TITLE: Study1_JDB JDB Model for Predicting Certainty Equivalency Responses
DATA: FILE IS C:\Documents and Settings\dbard\Diss\tradeoff_mplus.dat;
VARIABLE: NAMES ARE SubId CE MeanOut Exp1 Exp2 Exp3 Exp4 Exp5;
USEV = SubId CE Meanout Exp1 Exp2 Exp4; Within = Exp1 Exp2 Exp4;
I think you should send your input, data, partial output, and license number to firstname.lastname@example.org so we can see what is happening. It is not possible to tell without this information.
mpduser1 posted on Monday, January 26, 2009 - 9:39 am
In running multilevel models in Mplus, provided that the dimensions of integration is reasonable -- is it always preferable to go with the default integration option vs. Monte Carlo?
The User's Guide seems to suggest this is the case; but I wanted to make clear. My ad hoc experimentation with Mplus seems to indicate that the default method gives smaller SEs (and is more stable) than MC.
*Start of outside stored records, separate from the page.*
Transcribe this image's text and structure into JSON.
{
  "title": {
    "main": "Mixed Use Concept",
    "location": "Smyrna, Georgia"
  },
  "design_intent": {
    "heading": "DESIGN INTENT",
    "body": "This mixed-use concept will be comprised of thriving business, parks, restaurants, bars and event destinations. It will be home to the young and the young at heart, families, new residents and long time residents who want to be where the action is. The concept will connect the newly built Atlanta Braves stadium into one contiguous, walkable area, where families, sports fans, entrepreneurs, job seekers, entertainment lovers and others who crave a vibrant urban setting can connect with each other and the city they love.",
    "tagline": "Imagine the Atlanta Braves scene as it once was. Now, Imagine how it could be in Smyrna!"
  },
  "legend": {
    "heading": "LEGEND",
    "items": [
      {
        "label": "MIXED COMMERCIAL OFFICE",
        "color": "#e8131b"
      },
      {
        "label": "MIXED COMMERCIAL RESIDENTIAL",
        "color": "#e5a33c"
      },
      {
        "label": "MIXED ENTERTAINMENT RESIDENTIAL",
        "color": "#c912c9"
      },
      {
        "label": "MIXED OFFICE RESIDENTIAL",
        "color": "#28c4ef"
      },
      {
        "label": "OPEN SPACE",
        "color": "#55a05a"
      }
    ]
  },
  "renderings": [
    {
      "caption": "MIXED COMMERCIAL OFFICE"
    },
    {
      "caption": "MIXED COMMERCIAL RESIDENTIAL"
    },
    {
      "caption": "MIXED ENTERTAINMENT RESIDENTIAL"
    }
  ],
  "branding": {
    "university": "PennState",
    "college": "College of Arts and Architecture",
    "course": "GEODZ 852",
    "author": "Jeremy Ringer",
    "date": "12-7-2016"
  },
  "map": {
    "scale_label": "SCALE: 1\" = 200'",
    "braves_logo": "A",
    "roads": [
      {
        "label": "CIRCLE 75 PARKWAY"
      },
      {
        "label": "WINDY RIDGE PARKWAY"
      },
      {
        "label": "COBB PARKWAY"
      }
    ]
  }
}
(And, if numerical integration is preferable to MC, would you be able to provide a reference regarding why this is so -- is it because MC convergence is harder to diagnose, for example?).
We recommend using the default INTEGRATION setting of STANDARD. We recommend using the setting of MONTECARLO only when it is requrired. Note that numerical integration is used in both cases. It is the type of numerical integration that changes. You want enough integration points for a precise estimate. With Monte Carlo integration, the loglikelihood may not be precise. Offhand I don't know of a reference for this.